The Supreme Court has opted not to review Karen Read's case, the woman accused of killing her boyfriend, a Boston police officer, back in January 2022. Despite Read's claims of a law enforcement cover-up, and her legal team pushing for the dismissal of two of the charges based on constitutional grounds, the High Court decided to let the previous decisions of lower courts stand, according to information shared by NBC Boston.

Read's appeal centered on the Double Jeopardy Clause, spotlighting an unannounced but unanimous jury decision during her first trial, which ended in a mistrial in 2024. The specific questions placed before the Supreme Court were angled to determine whether such an unvoiced verdict could actually preclude a retrial under the claim of double jeopardy. Read's attorneys also sought to establish her right to a post-trial hearing to confirm the existence of this supposed unanimous acquittal, which was never publicly disclosed in court, as CBS News Boston reported.

The denial by the Supreme Court, arriving with no further elaboration than a concise "certiorari denied," directly impacts the ongoing retrial currently proceeding at Norfolk Superior Court. The justices' decision, therefore, requires Read and her defense team to squarely face the charges anew, amidst a wave of public interest and scrutiny that reaches well beyond the Massachusetts border.

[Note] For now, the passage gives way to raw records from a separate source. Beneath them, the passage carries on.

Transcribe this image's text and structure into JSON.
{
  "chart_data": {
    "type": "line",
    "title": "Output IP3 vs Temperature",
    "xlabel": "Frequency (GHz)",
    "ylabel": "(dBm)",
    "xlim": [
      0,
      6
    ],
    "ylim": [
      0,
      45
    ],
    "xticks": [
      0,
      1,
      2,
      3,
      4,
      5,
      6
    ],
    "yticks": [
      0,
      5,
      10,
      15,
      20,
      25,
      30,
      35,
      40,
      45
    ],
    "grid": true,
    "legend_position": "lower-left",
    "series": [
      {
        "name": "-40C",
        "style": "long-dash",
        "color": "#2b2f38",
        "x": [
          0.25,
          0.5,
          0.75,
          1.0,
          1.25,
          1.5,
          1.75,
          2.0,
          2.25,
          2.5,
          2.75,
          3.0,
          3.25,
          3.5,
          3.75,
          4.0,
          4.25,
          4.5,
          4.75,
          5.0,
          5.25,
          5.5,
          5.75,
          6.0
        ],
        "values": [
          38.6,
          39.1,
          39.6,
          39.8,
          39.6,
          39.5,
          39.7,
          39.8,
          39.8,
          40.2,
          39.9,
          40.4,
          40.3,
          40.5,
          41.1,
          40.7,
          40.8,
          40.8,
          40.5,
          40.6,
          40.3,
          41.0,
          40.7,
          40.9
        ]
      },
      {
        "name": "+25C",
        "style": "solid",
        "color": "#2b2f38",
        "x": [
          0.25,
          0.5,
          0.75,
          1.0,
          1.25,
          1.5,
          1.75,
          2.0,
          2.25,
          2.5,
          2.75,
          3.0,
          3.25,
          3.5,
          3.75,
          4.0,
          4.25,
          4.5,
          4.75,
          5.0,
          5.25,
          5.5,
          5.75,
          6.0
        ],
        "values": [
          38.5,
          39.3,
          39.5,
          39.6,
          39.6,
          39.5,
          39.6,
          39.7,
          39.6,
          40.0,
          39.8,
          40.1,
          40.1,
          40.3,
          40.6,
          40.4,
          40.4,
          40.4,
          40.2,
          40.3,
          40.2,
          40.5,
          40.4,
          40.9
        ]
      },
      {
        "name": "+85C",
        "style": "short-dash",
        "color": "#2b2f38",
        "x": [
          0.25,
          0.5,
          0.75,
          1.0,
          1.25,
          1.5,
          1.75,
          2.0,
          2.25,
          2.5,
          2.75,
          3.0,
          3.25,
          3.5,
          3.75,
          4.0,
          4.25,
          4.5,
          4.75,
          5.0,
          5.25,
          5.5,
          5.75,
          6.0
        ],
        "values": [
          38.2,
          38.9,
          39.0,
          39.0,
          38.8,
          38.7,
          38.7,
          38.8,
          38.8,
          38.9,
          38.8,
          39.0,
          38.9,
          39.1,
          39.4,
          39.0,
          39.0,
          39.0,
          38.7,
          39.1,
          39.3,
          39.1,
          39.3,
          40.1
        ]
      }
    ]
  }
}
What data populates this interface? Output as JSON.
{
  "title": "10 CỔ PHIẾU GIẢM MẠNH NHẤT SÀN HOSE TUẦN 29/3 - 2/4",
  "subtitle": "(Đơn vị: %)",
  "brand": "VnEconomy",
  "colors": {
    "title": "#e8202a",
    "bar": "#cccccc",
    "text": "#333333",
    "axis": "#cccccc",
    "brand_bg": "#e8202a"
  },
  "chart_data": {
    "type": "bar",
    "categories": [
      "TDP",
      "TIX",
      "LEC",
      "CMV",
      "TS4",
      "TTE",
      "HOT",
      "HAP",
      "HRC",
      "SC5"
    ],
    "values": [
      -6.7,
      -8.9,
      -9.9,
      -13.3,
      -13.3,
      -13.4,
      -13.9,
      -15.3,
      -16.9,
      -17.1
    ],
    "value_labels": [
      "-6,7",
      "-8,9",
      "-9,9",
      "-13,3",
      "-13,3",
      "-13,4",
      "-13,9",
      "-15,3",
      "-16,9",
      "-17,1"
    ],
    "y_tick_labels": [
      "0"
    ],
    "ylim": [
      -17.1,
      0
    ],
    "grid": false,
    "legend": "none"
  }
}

At the heart of this legal saga is the night in question, where Read allegedly used her SUV to kill Officer John O'Keefe after a night of heavy drinking, and then purportedly left him out in the cold. Despite several legal arguments and motions by her defense, which include claims of a unanimous but unreported jury decision to acquit on some charges, Read's efforts to halt or alter the course of her state trial have, to this point, been unfruitful. Her defense had also motioned clearly for a delay in the state trial, until a firm decision by the Supreme Court was at hand, but this too was denied, all as detailed by NBC Boston.